Weather seems to be my great equalizer so far this year. A few weeks ago, at 1 Day for the KIA, we froze our rear ends off in cold, wind and snow. Fast forward three weeks to this past Saturday’s Outrun 24, it was a nice cool, spring day and then the rain arrived. Being outside in weather with no real escape allows your flaws to show up in ways you can ignore at other times.
Say, for example, by having enough sense to come in out of the rain. But on race day, the weather is what it is and you either deal and adapt or you break.
I think I did a little of all three. Running in the rain, in its essence, isn’t really where the problem is. It’s that everything you own is wet. Your extra clothes, even in a tent, are damp, your shoes are wet, everything you touch is wet and everything you try to keep dry soon is not.
Quickly, every task takes more work. Instead of just sitting down and changing your shoes and socks, you need to go in a tent, track more water with you, find a place to sit, keep your new socks from getting wet long enough to get them on and, of course, you put your shoes on and they are wet and soon your fresh and dry socks are wet, too.
All the food you eat is slightly wet or damp and it begins to just grate, if you let it.
Needless to say, I did. Then my right shin started to hurt pretty badly on the downhill run and it all started to get in my head as things do.
All that mental wrangling turns out to be part of why I do these crazy races. They teach me where I am unbending, where I am inflexible, where I am incapable of compromise or of things being different than I’d like. And you either have to get over it or your race is over.

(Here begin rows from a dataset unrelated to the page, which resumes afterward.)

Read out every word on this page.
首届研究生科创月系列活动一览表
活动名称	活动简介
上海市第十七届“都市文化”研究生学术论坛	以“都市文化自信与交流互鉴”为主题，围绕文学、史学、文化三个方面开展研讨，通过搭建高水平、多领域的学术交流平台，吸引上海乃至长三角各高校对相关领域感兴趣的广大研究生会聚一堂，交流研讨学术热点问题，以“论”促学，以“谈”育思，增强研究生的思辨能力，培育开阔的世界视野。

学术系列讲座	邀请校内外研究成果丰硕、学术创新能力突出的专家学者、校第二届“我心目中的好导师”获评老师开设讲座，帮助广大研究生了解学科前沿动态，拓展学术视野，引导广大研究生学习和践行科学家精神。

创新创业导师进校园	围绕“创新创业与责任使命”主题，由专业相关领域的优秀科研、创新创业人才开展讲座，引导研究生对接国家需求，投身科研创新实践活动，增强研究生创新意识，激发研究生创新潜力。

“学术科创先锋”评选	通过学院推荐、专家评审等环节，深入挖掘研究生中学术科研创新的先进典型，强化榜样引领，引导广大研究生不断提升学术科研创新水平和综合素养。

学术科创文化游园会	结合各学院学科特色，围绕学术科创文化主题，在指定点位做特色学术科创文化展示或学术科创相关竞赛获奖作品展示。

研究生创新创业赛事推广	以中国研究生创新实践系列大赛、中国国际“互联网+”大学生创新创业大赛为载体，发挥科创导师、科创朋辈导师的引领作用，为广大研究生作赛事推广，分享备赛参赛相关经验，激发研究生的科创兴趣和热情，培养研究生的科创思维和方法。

Saturday, I did eventually get over it but I needed a short nap for that to happen. The rain pounded on the top of the tent for nearly 2 hours and I was staring at the “roof” of it thinking:
Will it stop?
I am cold!
Why is my pillow wet?
My feet are wet.
My left hip hurts
I would probably be warmer in the rain because I’d be moving.
Why am I in the tent?
After a while I decided that this was more suffering than just getting back out in the rain and so I did. Around 3 am, in the rain, in the dark and relative cold I was back on the course. As you can imagine everything hurt, was stiff and sore but I had about 5 hours to get in 100K (62.2 miles) or maybe even better.
It started slowly but within a couple of miles my body started to warm up and allow greater range of motion. And as the sky began to show signs of daybreak my spirits lifted as well. Around 6 am I woke up Swaggy J and told him I needed some real food. I was surviving on Pop Tarts and Clif bars while he was asleep but I was in need of soup; something warm, something that felt like sustenance.
I discovered that at 3 am, in the rain, in the woods is rather peaceful. And people, even in the midst of their suffering, are serene. They have surrendered to the experience in a way that’s uplifting. They are accepting of what is and they’ve stopped fighting it. And, thankfully, so had I.
Close to my 24 hours being up I reached the 100K mark and as I rounded toward the start/finish line Swaggy met me on the course to encourage another mile. And then another. I ended the day with 64 miles, a personal best in distance and enduring 20 of the 24 hours of the race. Each time I am inching closer to a better outcome and hopefully, a better me.